Interestingly, the Times reports that Brevan Howard’s strong performance in 2008 can also be attributed to a decision by Alan Howard, the firm’s co-founder and biggest shareholder, to switch many of the firm’s funds under management into cash early last year after concluding that credit markets in the United States and Europe were likely to seize up. By the end of the year, about 85 per cent of funds under management are thought to have been in cash.

[Note: While I still believe small is beautiful, some of the bigger funds are a lot smarter than others, focusing on capital preservation.]

Finally, Tech Ticker discusses performance anxiety: big money now praying for a pullback:
With the market seemingly in free-fall earlier this year, a lot of investors couldn't take the pain and sold at the bottom in March. What made this cycle unique is it wasn't just the small retail investors who panicked, as is often the case. A lot of big money managers also bailed, and now find themselves praying for a pullback, says Joseph Besecker, chairman and CEO of Emerald Asset Management, which oversees about $1.7 billion.

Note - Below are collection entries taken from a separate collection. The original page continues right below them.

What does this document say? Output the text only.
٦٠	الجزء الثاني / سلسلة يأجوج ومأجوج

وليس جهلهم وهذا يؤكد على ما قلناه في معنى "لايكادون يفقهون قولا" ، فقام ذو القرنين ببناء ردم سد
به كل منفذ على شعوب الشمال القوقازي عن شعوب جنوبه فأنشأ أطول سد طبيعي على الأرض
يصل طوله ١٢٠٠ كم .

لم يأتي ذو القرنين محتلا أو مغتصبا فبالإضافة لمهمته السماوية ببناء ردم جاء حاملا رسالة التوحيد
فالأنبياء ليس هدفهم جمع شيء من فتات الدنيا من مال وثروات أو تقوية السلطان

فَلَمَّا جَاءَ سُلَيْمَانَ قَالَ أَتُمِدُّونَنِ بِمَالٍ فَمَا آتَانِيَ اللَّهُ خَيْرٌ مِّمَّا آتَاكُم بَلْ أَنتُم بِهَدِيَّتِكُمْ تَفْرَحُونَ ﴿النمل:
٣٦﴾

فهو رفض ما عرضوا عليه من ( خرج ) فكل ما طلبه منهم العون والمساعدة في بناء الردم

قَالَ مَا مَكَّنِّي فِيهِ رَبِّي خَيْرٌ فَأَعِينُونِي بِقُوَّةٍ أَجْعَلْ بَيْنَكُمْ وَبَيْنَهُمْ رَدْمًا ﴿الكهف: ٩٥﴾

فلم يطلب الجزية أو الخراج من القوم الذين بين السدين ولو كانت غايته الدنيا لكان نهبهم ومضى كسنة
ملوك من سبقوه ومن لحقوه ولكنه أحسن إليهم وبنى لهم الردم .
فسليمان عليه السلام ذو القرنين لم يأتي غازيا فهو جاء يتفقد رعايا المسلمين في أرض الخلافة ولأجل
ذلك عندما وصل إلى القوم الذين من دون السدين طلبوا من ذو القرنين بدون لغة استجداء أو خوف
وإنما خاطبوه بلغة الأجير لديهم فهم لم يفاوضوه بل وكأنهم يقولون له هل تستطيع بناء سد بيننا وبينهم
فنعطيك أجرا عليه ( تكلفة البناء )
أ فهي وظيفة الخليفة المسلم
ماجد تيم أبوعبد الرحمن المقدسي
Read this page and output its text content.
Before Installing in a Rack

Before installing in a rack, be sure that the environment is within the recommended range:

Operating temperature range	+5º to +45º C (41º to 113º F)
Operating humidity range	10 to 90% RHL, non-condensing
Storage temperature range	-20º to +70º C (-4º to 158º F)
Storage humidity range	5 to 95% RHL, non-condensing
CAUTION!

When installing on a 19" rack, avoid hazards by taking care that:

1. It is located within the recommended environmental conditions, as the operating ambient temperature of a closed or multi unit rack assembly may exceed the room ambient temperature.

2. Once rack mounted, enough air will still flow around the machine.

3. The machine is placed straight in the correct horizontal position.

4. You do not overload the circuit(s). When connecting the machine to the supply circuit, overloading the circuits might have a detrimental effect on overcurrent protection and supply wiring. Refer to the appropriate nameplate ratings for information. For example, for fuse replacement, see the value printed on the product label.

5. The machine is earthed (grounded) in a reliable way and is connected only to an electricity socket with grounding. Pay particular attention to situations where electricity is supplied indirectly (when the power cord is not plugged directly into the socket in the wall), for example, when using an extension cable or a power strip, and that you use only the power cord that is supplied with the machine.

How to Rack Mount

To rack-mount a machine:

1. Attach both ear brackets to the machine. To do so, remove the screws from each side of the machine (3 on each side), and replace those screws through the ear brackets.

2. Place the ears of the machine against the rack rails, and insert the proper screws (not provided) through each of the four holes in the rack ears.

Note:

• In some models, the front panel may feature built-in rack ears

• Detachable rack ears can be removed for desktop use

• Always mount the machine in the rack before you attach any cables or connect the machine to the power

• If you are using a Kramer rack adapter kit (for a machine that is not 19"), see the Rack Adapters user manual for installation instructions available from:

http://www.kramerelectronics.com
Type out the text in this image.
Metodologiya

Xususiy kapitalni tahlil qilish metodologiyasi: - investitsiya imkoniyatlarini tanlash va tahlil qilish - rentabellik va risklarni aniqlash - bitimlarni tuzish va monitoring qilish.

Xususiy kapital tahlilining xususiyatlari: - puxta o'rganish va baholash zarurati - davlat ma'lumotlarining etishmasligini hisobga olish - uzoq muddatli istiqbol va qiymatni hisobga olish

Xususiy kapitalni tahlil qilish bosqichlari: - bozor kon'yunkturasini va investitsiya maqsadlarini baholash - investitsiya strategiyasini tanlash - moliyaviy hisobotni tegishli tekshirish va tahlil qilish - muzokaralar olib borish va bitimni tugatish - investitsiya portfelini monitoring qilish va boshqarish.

Having "broken their own rules," a lot of these institutional fund managers, notably pension funds, are now in a "quandary," Besecker says. Their high levels of cash should "put a floor" under the major averages, he says, especially if the rally continues until quarter's end, when performance anxiety will become acute among those underweight stocks.

I agree with Mr. Besecker. As markets keep grinding higher, pensions will start nibbling more into stocks, providing support under the major averages.

The problem is that once again pensions are late to the party, missing the rally. If a pullback does not materialize, they run the risk of underperforming the overall markets.

I'd reckon there is a whole lot of performance anxiety going on right now at most big money funds. Let me say it again, small is beautiful.